A lot of the discussion here has been on why the downturn happened. That is fine as far as it goes, but was not the point of my post or the linked article. It was dealing with the monetary policies that turned what should have been a housing market correction into a huge recession of the century event.

This is important because the same mistakes can impact any current or future cycle on either the up or down side

The piece below discusses it a bit relative to now
Money Is Getting Looser
By RAMESH PONNURU
October 10, 2018 4:30 PM
The association of low interest rates with loose money and high interest rates with tight money is an understandable fallacy, but as Milton Friedman pointed out it is a fallacy. The low interest rates of 1930s America and 1990s Japan were, as he said, symptoms of very tight money. His argument implies, further, that falling interest rates can coincide with and even be caused by a tightening of monetary policy.

Because of that widespread fallacy, the conventional wisdom made a major error about the economic crisis that hit in 2008 and another one about the recovery that followed. Because the Federal Reserve did not raise interest rates during 2008, the CW failed to recognize that monetary policy had disastrously tightened during that year. And because interest rates were very low (and the Fed’s balance sheet swollen) thereafter, the CW mistakenly saw monetary policy during the early years of the recovery as extremely loose. (I went into all of this in a recent article for NR that went back over the monetary history of the last ten years.)

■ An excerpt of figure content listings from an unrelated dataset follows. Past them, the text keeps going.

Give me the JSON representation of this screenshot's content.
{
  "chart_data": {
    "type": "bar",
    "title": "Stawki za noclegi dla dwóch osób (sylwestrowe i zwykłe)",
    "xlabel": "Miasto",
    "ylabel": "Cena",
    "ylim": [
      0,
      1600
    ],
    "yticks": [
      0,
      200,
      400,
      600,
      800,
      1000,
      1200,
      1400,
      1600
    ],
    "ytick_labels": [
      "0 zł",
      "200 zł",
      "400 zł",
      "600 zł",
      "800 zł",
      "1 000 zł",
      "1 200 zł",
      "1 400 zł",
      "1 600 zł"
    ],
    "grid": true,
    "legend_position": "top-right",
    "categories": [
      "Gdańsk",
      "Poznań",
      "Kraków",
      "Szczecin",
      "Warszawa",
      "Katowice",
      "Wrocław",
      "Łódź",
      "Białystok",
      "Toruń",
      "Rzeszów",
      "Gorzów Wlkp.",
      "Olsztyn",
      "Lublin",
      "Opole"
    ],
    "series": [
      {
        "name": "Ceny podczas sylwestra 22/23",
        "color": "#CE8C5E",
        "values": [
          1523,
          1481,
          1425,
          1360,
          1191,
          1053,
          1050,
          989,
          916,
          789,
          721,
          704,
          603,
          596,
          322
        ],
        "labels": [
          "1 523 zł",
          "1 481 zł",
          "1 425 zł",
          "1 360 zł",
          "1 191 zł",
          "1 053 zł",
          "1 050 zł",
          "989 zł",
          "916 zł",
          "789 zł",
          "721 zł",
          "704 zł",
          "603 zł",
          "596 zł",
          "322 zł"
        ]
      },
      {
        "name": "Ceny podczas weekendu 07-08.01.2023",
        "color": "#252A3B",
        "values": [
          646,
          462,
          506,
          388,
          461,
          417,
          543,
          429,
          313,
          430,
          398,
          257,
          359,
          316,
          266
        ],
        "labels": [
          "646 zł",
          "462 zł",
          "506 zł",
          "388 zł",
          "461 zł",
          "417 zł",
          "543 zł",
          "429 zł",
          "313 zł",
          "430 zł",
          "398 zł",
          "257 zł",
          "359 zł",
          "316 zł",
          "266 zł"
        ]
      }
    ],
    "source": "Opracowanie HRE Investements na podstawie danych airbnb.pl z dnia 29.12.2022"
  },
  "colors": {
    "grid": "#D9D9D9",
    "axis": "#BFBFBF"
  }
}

Now we’re seeing the exact opposite mistake being made: Monetary policy is getting looser but a lot of people think it’s getting tighter because interest rates are rising. (President Trump thinks they’re rising too fast.) Scott Sumner makes the case that money is getting looser here: Whether you gauge looseness by looking at inflation, inflation and unemployment, or nominal spending, monetary policy has been turning more expansionary.

Sumner thinks monetary policy is close to neutral (as it should be) right now, and is agnostic about whether it is a little too expansionary or a little too contractionary. But I’d add that the direction in which the Fed is going is a symptom of what’s wrong with its approach to monetary policy. Monetary policy shouldn’t get looser as an economy strengthens. It should make the business cycle milder, not more extreme. But it has been doing the latter, and confusion about interest rates helps explain why.